A unique section of the Jain Pavilion also houses photographs of sculptures, mantras, cosmology and paintings from all the tirths (prominent Jain pilgrimage centres) in India including Bundi, Vidarbha, Shravanbelagola, Surat, Kolkata , Jiyaganj, Azimgunj, Khajurao, Devgarh, Gwalior, Mathura, Chanderi. The sculptures date from 2nd Century AD to 15th Century AD. From a massive Shatranjay Patt (1641 AD) featuring Sahasrakoot (miniature painting of 1,024 tithankars) from Ahemdabad to the benevolent statue of Neminath in Shravanbelagola, the exhibition captured the attention of young and old visitors alike.

Rishabh Kothari, a college student and a first time visitor to the exhibition, said: “The Jain Pavillion is the only exhibition of its kind that I have been to. I am a devout Jain and I am proud to see the exquisite talent of the Jain artistes.”

For some like housewife Uma Shah, visiting the exhibition was like going on a pilgrimage. “Under one roof, I got to see all the tirths,” she said.

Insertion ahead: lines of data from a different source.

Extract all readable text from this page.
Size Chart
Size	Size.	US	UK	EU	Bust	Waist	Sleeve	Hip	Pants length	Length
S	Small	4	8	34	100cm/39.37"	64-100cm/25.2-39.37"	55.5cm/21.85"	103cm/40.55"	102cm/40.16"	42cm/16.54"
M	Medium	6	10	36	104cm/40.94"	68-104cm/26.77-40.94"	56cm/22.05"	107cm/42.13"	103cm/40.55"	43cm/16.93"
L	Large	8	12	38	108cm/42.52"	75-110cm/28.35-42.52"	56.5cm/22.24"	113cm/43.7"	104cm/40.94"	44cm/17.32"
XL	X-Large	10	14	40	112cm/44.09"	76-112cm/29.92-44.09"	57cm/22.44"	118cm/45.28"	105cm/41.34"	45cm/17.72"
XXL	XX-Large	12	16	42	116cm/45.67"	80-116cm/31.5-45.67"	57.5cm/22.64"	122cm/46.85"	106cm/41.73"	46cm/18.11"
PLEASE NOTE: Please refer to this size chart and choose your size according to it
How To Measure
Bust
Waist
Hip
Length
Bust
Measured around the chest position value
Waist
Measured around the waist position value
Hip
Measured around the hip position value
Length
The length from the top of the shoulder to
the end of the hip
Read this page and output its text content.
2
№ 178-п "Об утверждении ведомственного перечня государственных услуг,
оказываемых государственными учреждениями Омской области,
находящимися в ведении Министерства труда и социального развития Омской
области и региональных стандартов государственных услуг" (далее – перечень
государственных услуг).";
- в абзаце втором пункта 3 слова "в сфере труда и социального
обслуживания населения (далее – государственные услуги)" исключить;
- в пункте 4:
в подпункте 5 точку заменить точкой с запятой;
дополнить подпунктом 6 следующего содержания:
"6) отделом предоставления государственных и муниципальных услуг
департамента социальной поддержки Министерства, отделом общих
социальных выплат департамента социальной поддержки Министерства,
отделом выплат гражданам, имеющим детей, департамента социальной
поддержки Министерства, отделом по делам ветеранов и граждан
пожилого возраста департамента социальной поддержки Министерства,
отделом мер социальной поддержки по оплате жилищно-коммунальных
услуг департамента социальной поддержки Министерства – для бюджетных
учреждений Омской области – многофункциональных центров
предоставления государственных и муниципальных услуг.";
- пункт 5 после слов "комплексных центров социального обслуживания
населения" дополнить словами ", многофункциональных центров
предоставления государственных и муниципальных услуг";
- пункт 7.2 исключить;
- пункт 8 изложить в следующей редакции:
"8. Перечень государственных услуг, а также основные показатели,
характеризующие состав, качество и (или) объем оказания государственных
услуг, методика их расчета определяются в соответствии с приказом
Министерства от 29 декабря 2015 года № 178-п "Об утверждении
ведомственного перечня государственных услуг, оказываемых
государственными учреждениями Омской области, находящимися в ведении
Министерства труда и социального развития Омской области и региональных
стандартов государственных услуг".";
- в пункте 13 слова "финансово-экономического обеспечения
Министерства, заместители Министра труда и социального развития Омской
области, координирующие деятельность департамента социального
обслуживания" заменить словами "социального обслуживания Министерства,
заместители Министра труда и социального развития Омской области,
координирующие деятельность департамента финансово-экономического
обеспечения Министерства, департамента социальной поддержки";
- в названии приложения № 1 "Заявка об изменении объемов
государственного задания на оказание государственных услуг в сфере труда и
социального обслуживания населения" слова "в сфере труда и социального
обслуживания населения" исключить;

Organiser Nikhil Shah explained that last year too, there was a similar exhibition. “But this year, we have organized it on a much larger scale. We have also managed to get hold of photographs of the tirthankar head from Chanderi (Madhya Pradesh) and a rare 40 ft long Panchakalyanak Patt from Karanja (Maharashtra), both dating back to thousands of years.”